Yep I ran into that exact same issue myself, and reported it here (see workarounds): HenrikBengtsson/future#156
Thanks for reporting this error, Oleg. And, thanks for having already reported this error in future
to Henrik, Chris.
I'm honestly not sure of a quick fix off of the top of my head, but can do a bit of digging and report anything back here. Based on the conversation in the issue reported to future
, it looks like Henrik has plans to fix this soon.
Also, thanks for pointing out that slip up in the definition of the cvlm
function. I definitely agree that having the function defined in that way is bad practice and will update that example (and any others like it) to reflect this.
future.globals=FALSE
should work fine for plan(sequential)
and plan(multicore)
, but for plan(multisession)
you'll need to specify the globals and packages needed by the different sessions manually. You can see an example of that here: https://github.com/jeremyrcoyle/SuperLearner/blob/integrate_origami/tests/testthat/test-origami_SuperLearner.R#L39
This seems like something of a regression from when we were using foreach
. Depending on how long the underlying issue takes to get fixed, we might want to consider going back to foreach
or having an option to use either foreach
or future
. Thoughts?
Ok -- good to know that you encountered this problem in the origami-SL integration as well.
Given that its unclear when the error might be resolved on the foreach
side, the most sensible thing seems to be to restore the foreach
implementation, having either an option for users to specify use of foreach
v. future
(as you suggested), or simply having foreach
be a failsafe for any problems that might arise from use of future
(the latter assumes that the foreach
implementation was fairly robust and suggests something in the style of try-catch).
This wasn't encountered in the original SL implementation, it was added today: https://github.com/jeremyrcoyle/SuperLearner/commit/b0b3201befb7c262a8a4220ce45e403903056c14
With examples (and/or tests) of the parallelization options in origami it would have been identified though.
@ck37 I've been aware of the issue for a while now (see https://app.asana.com/0/270379281729322/369465305300769/f), but haven't had time to look into it in more detail (I'm currently on vacation). There's a commented out test here: https://github.com/jeremyrcoyle/origami/blob/master/tests/testthat/test_future_plan.R#L42 that is disabled because it was failing in some environments, and it didn't seem to make sense to delay our package's release due to an upstream issue we don't yet fully understand/have to wait for Henrik to fix.

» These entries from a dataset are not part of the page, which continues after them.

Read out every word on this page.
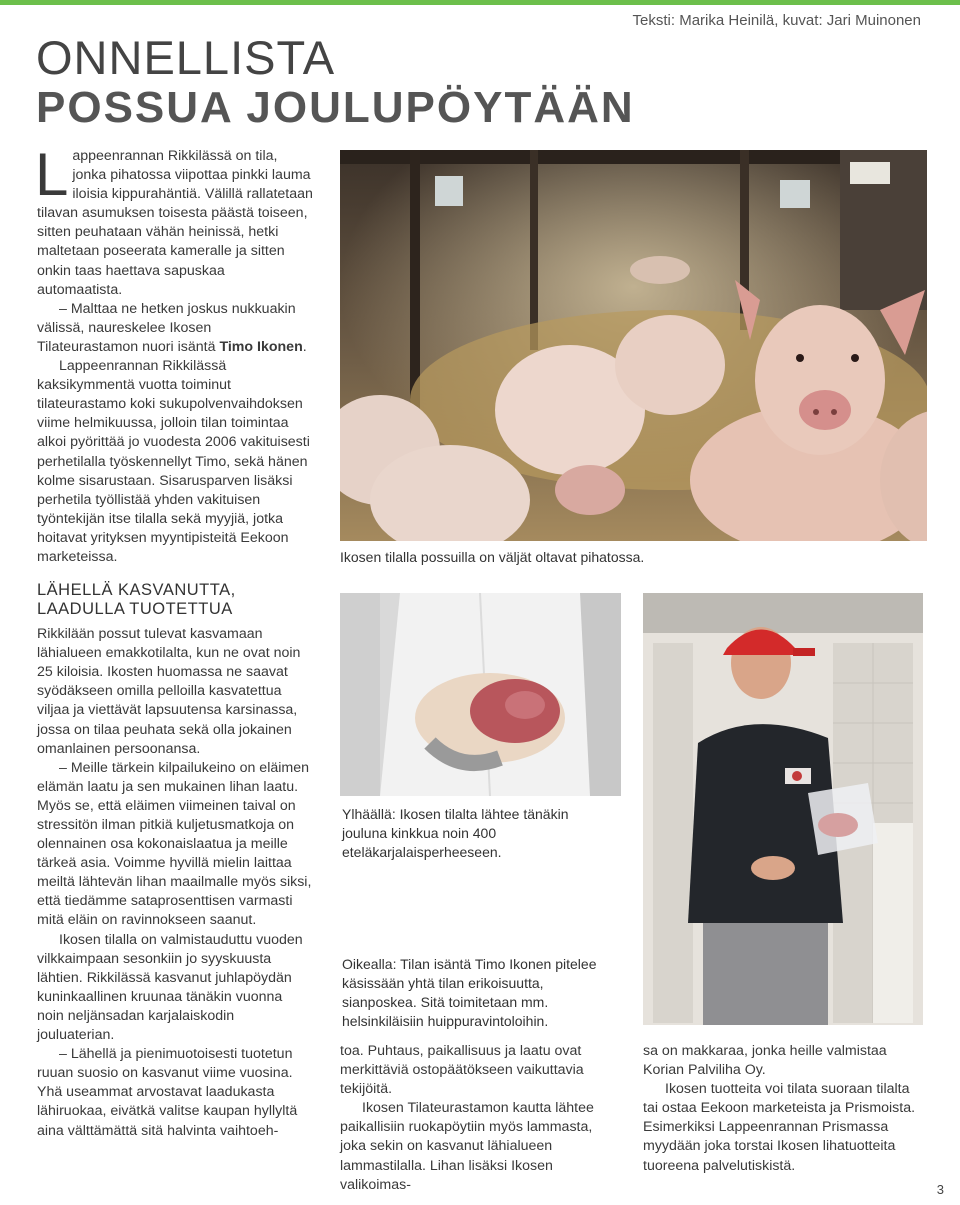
Teksti: Marika Heinilä, kuvat: Jari Muinonen
ONNELLISTA
POSSUA JOULUPÖYTÄÄN

Lappeenrannan Rikkilässä on tila, jonka pihatossa viipottaa pinkki lauma iloisia kippurahäntiä. Välillä rallatetaan tilavan asumuksen toisesta päästä toiseen, sitten peuhataan vähän heinissä, hetki maltetaan poseerata kameralle ja sitten onkin taas haettava sapuskaa automaatista.

– Malttaa ne hetken joskus nukkuakin välissä, naureskelee Ikosen Tilateurastamon nuori isäntä Timo Ikonen.

Lappeenrannan Rikkilässä kaksikymmentä vuotta toiminut tilateurastamo koki sukupolvenvaihdoksen viime helmikuussa, jolloin tilan toimintaa alkoi pyörittää jo vuodesta 2006 vakituisesti perhetilalla työskennellyt Timo, sekä hänen kolme sisarustaan. Sisarusparven lisäksi perhetila työllistää yhden vakituisen työntekijän itse tilalla sekä myyjiä, jotka hoitavat yrityksen myyntipisteitä Eekoon marketeissa.

LÄHELLÄ KASVANUTTA,
LAADULLA TUOTETTUA

Rikkilään possut tulevat kasvamaan lähialueen emakkotilalta, kun ne ovat noin 25 kiloisia. Ikosten huomassa ne saavat syödäkseen omilla pelloilla kasvatettua viljaa ja viettävät lapsuutensa karsinassa, jossa on tilaa peuhata sekä olla jokainen omanlainen persoonansa.

– Meille tärkein kilpailukeino on eläimen elämän laatu ja sen mukainen lihan laatu. Myös se, että eläimen viimeinen taival on stressitön ilman pitkiä kuljetusmatkoja on olennainen osa kokonaislaatua ja meille tärkeä asia. Voimme hyvillä mielin laittaa meiltä lähtevän lihan maailmalle myös siksi, että tiedämme sataprosenttisen varmasti mitä eläin on ravinnokseen saanut.

Ikosen tilalla on valmistauduttu vuoden vilkkaimpaan sesonkiin jo syyskuusta lähtien. Rikkilässä kasvanut juhlapöydän kuninkaallinen kruunaa tänäkin vuonna noin neljänsadan karjalaiskodin jouluaterian.

– Lähellä ja pienimuotoisesti tuotetun ruuan suosio on kasvanut viime vuosina. Yhä useammat arvostavat laadukasta lähiruokaa, eivätkä valitse kaupan hyllyltä aina välttämättä sitä halvinta vaihtoeh-

Ikosen tilalla possuilla on väljät oltavat pihatossa.
Ylhäällä: Ikosen tilalta lähtee tänäkin jouluna kinkkua noin 400 eteläkarjalaisperheeseen.
Oikealla: Tilan isäntä Timo Ikonen pitelee käsissään yhtä tilan erikoisuutta, sianposkea. Sitä toimitetaan mm. helsinkiläisiin huippuravintoloihin.

toa. Puhtaus, paikallisuus ja laatu ovat merkittäviä ostopäätökseen vaikuttavia tekijöitä.

Ikosen Tilateurastamon kautta lähtee paikallisiin ruokapöytiin myös lammasta, joka sekin on kasvanut lähialueen lammastilalla. Lihan lisäksi Ikosen valikoimas-

sa on makkaraa, jonka heille valmistaa Korian Palviliha Oy.

Ikosen tuotteita voi tilata suoraan tilalta tai ostaa Eekoon marketeista ja Prismoista. Esimerkiksi Lappeenrannan Prismassa myydään joka torstai Ikosen lihatuotteita tuoreena palvelutiskistä.

3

Henrik has fixed the bug: HenrikBengtsson/future#156
Looks like we can move to close this issue once we confirm that the change in globals
resolved our problem (after installing globals
via remotes::install_github("HenrikBengtsson/globals@develop")
as per Henrik's recommendation).
It sounds like he's planning a new CRAN release, so we should be ok without having to mess with how dependencies are currently specified for origami
.
Closing since globals
0.10.1 has been added to CRAN and made a dependency for future
.